President Donald Trump’s executive order to restrict birthright citizenship was temporarily blocked by a federal district court judge on Thursday, who deemed it “blatantly unconstitutional.”
At the request of four Democratic-led states—Washington, Arizona, Illinois, and Oregon—Senior U.S. District Judge John C. Coughenour issued a temporary restraining order, sparking a lengthy legal battle over Trump’s plan to deny citizenship to children born in the United States if neither their mother nor father is a U.S. citizen or lawful permanent resident. Democratic attorneys general and immigrant rights organizations challenged the directive in five lawsuits, including this one.
The judge heard 25 minutes of arguments before issuing the order, blocking the policy from taking effect for 14 days. “I’ve been on the bench for over four decades,” Coughenour, a Ronald Reagan appointee, said. “I can’t remember another case where the question presented is as clear as this one. This is a blatantly unconstitutional order.”
What the petitioners argued
Lawyers representing the four states that President Trump and the federal government now seek to impose a modern version of Dred Scott, referring to U.S. Supreme Court’s 1857 Dred Scott decision, which held that people descended from slaves were not citizens. However, the 14th Amendment emerged in the transformative post-Civil War era dismantled this exclusionary system, declaring that “all persons born or naturalised in the United States, and subject to the jurisdiction thereof, are citizens of the United States and of the state wherein they reside.

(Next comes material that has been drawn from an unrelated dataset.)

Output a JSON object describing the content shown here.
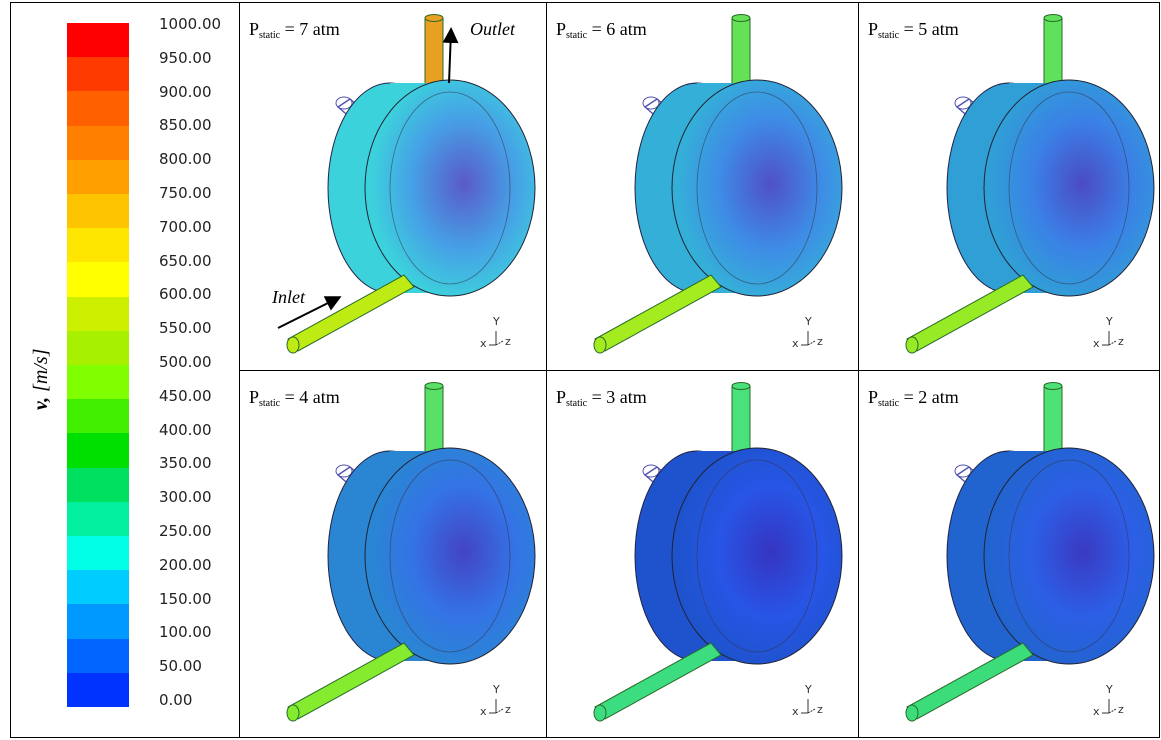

“But nothing in the Constitution grants the President, federal agencies, or anyone else authority to impose conditions on the grant of citizenship to individuals born in the United States,” they claimed.
The attorneys went on to say that in the absence of a restraining order, infants born in the Plaintiff States will soon be without documentation, vulnerable to deportation or incarceration, and many may become stateless. “They will not be allowed to return to the United States or travel freely. As kids get older, they will no longer be able to legally work and get a Social Security number. They will not be allowed to run for office, serve on juries, or cast ballots.
As members of a new underclass in the United States that the president has created, they will also be put in unstable and insecure situations,” the attorneys stated.
Additionally, they contended that the plaintiff states will lose federal funding for Medicaid and the Children’s Health Insurance Program as a result of Trump’s decision. Additionally, they would be responsible for adapting how they administer those programs to take the change into consideration.
The Justice Department’s argument
The birthright citizenship order is a “integral part” of Trump’s efforts to fix the nation’s flawed immigration system, the Justice Department attorneys told Coughenour.
They maintained that the states lacked standing to suit on the grounds of their purported economic harms and contended that Trump had the right to issue the order. “A third party, including a state, has no legally cognizable interest in the recognition of citizenship by the federal government of a particular individual — let alone economic benefits or burdens that are wholly collateral to citizenship status,” Brad Rosenberg, a litigator for the Justice Department, wrote.
Rosenberg focused on the technical provision that states cannot sue, but he also based his arguments on the fact that the courts had been misinterpreting the 14th Amendment for over a century.
“Ample historical evidence shows that the children of non-resident aliens are subject to foreign powers — and, thus, are not subject to the jurisdiction of the United States and are not constitutionally entitled to birthright citizenship,” Rosenberg stated.